Xiuhtecuhtli, che in lingua nahuatl significa "signore del turchese", è il nome del dio azteco del fuoco. Gli Aztechi mantenevano un "fuoco sacro" acceso ininterrottamente nel Tempio del Fuoco nella città di Tenochtitlán. Tutti gli altri fuochi della città traevano la loro linfa da questa fiamma.
Ogni 52 anni, i sacerdoti aztechi spegnevano il fuoco. Il sacerdote di più alto rango, indossando una maschera turchese che simboleggiava Xiuhtecuhtli, eseguiva quindi Xiuhtlalpilli, o il "rituale del nuovo fuoco", per pregare per il rinnovamento e l'ulteriore sviluppo della civiltà azteca per un altro mezzo secolo.
I tasselli di mosaico turchese più scuro sulle guance e sul naso della maschera formano la sagoma di una farfalla, altro simbolo di rinnovamento nella cultura azteca.
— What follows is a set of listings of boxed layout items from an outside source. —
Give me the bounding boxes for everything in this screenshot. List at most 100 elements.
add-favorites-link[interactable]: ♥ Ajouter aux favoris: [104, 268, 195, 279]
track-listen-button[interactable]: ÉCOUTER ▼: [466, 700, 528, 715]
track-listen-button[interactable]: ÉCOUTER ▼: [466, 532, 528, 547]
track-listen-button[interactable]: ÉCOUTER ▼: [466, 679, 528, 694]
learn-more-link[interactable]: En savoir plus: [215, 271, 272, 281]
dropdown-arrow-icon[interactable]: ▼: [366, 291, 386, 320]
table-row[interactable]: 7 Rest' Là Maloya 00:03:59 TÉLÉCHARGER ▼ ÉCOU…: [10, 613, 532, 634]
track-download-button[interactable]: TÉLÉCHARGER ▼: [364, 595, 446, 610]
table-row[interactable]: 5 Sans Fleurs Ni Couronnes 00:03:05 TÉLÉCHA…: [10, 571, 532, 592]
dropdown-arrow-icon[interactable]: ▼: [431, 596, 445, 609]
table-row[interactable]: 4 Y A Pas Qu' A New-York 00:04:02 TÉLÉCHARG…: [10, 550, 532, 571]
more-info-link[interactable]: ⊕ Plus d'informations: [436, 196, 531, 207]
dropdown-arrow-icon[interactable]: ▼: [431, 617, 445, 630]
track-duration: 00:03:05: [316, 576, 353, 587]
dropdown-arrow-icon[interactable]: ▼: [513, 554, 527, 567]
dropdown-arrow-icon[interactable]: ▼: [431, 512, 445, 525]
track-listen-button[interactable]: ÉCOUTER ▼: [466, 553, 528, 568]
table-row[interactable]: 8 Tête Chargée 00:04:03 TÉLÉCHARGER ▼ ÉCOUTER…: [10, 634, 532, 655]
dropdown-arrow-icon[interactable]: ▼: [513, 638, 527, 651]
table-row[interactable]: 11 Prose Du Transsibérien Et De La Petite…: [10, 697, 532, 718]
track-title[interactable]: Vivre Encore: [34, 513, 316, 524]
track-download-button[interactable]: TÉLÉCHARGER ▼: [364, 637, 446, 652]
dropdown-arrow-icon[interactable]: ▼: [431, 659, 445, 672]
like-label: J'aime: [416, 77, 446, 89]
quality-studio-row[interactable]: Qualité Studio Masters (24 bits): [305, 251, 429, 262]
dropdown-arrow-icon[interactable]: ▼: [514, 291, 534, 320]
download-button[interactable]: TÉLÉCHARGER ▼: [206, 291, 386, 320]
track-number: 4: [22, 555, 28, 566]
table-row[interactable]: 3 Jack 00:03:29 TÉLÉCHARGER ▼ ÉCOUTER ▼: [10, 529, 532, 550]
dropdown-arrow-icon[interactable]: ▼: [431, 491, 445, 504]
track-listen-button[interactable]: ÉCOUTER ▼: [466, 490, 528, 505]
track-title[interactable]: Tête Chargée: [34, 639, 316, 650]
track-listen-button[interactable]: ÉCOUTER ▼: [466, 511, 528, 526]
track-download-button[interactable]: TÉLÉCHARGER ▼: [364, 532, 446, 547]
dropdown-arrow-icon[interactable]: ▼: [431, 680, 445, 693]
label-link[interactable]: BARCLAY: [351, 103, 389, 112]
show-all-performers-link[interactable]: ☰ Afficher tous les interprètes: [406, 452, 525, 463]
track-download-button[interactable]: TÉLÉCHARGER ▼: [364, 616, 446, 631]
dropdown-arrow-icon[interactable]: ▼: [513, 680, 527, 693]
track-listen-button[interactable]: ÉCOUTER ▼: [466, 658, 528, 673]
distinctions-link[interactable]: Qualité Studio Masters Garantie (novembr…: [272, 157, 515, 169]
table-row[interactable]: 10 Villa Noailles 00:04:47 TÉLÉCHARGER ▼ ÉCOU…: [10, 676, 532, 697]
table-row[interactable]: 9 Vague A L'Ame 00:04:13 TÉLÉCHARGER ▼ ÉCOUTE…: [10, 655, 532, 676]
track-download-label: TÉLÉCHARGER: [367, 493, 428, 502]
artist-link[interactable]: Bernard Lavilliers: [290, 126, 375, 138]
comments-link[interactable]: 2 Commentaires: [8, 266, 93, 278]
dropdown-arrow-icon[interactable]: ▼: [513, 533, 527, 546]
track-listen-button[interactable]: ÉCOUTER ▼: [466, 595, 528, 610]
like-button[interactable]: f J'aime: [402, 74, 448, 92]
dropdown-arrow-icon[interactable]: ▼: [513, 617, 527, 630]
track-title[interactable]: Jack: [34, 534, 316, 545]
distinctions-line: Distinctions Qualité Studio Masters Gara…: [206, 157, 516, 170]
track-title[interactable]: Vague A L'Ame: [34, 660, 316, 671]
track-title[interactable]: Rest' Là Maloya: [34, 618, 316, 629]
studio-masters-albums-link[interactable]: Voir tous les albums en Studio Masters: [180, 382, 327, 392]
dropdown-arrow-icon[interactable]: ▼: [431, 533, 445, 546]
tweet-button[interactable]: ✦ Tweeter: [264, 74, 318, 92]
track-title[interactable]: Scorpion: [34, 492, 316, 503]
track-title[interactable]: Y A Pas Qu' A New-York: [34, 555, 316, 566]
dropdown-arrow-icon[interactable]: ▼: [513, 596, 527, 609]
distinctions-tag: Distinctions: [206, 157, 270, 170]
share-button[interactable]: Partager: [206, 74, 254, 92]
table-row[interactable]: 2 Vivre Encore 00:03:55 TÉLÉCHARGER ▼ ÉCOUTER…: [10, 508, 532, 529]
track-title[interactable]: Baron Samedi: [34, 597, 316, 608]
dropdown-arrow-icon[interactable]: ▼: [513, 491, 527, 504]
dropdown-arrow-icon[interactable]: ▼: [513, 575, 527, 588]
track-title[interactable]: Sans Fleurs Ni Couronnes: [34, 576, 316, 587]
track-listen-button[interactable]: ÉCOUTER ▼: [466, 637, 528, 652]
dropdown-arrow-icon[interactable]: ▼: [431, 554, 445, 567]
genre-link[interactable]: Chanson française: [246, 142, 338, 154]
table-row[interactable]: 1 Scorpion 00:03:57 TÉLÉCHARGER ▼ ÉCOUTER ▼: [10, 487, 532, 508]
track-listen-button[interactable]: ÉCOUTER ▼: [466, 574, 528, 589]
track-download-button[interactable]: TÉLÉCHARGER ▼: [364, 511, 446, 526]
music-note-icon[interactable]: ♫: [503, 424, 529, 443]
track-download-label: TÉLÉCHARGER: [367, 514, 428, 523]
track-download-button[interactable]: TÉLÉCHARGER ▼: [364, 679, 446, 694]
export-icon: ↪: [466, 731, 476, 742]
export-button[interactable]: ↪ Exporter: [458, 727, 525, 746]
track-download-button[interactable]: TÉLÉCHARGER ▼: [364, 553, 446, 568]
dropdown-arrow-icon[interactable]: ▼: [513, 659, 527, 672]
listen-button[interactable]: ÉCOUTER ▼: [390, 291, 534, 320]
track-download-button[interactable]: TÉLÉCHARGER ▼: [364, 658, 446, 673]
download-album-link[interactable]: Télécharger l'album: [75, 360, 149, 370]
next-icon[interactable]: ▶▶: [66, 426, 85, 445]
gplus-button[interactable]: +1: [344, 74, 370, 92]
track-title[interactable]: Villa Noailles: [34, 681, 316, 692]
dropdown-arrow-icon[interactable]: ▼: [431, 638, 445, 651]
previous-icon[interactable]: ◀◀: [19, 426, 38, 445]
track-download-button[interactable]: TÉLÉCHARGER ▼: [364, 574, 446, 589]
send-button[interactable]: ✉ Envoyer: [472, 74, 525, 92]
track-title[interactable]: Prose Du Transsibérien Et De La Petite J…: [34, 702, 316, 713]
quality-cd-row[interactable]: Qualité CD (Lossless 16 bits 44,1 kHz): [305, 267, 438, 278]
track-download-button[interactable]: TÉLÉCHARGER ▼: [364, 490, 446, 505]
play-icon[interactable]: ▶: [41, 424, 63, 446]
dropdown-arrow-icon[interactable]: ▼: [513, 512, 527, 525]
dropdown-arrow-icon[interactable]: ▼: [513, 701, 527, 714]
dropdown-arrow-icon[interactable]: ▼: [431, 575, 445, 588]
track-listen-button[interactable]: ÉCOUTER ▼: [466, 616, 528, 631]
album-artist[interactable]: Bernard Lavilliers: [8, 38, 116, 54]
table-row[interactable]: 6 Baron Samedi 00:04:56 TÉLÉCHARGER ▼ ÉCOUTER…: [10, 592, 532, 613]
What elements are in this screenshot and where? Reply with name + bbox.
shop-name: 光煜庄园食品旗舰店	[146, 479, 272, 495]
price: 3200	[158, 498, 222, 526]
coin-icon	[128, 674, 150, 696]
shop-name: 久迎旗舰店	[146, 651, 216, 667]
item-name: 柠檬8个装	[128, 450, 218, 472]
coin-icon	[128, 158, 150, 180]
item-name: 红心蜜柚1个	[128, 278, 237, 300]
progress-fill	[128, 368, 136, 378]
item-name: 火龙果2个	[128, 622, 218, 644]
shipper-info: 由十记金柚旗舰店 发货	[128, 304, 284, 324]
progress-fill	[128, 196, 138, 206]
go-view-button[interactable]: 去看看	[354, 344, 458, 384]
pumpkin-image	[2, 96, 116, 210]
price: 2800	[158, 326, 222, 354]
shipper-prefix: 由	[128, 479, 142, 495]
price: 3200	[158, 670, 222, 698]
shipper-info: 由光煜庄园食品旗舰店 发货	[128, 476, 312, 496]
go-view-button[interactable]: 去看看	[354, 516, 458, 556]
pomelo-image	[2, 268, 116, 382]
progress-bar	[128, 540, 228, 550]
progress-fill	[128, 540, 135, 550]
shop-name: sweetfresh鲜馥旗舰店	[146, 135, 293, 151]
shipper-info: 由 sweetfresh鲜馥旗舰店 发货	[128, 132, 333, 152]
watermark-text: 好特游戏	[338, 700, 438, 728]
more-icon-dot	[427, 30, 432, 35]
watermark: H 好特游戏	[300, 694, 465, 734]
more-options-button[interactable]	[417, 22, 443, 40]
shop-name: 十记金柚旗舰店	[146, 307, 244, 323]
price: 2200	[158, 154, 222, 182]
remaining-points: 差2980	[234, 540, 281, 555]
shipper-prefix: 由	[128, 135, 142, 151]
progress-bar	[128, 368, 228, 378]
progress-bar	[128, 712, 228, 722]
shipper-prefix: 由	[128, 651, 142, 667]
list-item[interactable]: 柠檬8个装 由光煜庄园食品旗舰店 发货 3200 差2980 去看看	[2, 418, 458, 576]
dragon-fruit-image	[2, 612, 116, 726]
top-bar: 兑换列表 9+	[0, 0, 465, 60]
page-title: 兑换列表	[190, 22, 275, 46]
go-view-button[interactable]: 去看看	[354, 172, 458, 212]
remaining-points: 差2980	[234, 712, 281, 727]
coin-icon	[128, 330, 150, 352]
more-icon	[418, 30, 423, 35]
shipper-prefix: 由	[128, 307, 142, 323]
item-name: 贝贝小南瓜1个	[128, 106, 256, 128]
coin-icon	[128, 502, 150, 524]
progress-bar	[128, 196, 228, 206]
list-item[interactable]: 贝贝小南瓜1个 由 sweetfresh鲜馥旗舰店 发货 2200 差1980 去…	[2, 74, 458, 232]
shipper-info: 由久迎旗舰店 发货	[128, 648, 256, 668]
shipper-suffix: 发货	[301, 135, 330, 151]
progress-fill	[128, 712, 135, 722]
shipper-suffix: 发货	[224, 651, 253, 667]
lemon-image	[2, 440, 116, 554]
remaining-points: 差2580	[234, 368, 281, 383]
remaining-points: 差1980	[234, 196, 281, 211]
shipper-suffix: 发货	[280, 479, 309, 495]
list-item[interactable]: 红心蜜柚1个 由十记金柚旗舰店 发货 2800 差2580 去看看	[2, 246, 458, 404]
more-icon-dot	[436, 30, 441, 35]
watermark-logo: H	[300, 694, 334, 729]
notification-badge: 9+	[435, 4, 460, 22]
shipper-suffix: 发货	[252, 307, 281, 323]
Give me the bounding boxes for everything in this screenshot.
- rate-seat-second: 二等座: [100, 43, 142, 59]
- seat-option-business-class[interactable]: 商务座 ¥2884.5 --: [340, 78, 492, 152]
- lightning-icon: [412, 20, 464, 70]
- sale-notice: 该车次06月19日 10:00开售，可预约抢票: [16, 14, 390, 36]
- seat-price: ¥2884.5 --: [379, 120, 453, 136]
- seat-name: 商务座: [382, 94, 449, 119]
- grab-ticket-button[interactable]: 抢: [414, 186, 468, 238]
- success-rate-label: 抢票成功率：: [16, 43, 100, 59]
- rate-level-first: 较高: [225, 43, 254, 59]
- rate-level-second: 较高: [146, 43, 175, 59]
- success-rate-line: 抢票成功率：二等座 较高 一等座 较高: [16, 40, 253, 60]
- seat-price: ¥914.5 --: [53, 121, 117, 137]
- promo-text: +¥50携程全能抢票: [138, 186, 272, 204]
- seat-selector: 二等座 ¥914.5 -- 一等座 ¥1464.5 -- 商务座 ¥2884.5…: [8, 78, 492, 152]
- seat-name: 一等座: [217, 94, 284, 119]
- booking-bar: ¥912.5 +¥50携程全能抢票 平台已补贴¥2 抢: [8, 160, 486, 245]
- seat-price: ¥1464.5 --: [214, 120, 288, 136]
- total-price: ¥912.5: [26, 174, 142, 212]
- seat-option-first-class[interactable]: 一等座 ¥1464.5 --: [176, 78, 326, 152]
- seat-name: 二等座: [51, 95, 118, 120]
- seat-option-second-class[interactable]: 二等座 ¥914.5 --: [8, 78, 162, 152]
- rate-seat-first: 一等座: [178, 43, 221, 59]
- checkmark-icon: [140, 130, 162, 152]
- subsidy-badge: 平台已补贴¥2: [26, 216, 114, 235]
I ricercatori ipotizzano che i pezzi di mosaico turchese sulla maschera possano raffigurare Nanahuatzin, il dio mitologico azteco che si sacrificò gettandosi nel fuoco e trasformandosi successivamente nel sole.
La civiltà azteca fu una cultura mesoamericana fiorita nel Messico centrale durante il tardo periodo classico, dal 1300 al 1521. La civiltà azteca era organizzata in città-stato (altepetl), spesso alleate tra loro a formare imperi o federazioni.